The (missing) Swedish Zero Waste Movement

We Swedes certainly have a reputation for being eco-friendly. We’re a world leader when it comes to recycling, we have buses running off biofuel, we love buying ecological food, and only 1% of our waste ever ends up in landfills. [1]

But despite our tendency to top the list of the world’s greenest countries, there is one field in which Sweden has fallen behind the rest of the world when it comes to being green; the Zero Waste movement.

If you’ve visited any European capital city in the last few years, you might have come across the concept of Zero Waste – a philosophy that focuses on more than just recycling. Because although recycling and taking care of the waste we produce is a great start, the Zero Waste movement strives to eliminate that waste before it is even produced.

And where does the majority of that waste come from? Our food shopping. If you look in your waste bins, what will you see – unnecessary packaging waste.  Beans shipped from Kenya in a Styrofoam container, avocados in a plastic net all the way from Peru, cartons of juice made from Brazilian mangos, bananas in a single-use bag – the list goes on.

Household plastic waste alone amounts to over 96.000 tonnes per year – and that’s just in Sweden[2]. All those raw materials, all that energy – only for the vast majority of it to go straight in the trash! We are, quite literally, throwing money away.

The Zero Waste movement strives to remove ALL of this waste – and the primary weapon for achieving this; the packaging-free shop. These so-called Zero Waste shops have exploded in popularity over the last few years, with new ones popping up all over the world.

There’s Original Unverpackt in Berlin. Unpackaged in London. Day by Day in France, and Granel in Spain – and the list goes on! Even Norway and Denmark have beaten us to it with Råvarene and Loes Market. But where does Sweden fit into all of this?
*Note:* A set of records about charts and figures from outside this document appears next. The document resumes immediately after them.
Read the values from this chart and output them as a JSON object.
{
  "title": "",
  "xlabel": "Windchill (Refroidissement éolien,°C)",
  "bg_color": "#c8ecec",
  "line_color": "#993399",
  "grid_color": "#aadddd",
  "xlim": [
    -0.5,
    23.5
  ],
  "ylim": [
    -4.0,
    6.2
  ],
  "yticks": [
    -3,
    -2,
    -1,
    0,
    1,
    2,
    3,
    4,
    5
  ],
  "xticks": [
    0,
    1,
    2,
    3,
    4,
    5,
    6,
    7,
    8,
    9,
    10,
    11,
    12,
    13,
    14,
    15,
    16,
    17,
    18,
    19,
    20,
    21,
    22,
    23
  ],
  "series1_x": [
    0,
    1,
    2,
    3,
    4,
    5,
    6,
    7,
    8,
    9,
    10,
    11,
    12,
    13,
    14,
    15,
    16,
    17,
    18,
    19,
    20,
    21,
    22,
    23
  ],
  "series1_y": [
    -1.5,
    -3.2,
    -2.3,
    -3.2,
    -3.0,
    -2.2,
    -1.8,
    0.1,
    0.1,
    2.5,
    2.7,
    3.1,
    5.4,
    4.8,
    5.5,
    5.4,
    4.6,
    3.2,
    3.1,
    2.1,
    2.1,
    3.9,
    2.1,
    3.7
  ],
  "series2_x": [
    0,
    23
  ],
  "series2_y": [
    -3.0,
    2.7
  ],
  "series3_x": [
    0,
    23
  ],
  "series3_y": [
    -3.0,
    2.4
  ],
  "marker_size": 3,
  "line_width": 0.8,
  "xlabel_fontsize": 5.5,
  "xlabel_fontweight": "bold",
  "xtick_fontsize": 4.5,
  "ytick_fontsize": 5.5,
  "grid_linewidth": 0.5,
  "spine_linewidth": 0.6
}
Well, although it is unclear why we Swedes have been so slow on the uptake, we can thank Gram in Malmö and its daring (British!) owner Rowan for blazing the trail of package-free shopping in Sweden.

And now, Stockholmare, your time has come!

Introducing; WasteLess.

At WasteLess, we feel that it’s high time for Sweden to get in on the Zero Waste action. Starting in Stockholm, we want to provide a truly responsible, sustainable, eco-friendly way of shopping.  We are offering the chance to take back control over our environmental impact, by buying only the items we need, not the packaging we don’t.

It’s time for Sweden to catch up, and prove that we are still a world-leader when it comes to green innovation.

It’s time to build a Swedish Zero Waste community. And it has a home right here with WasteLess.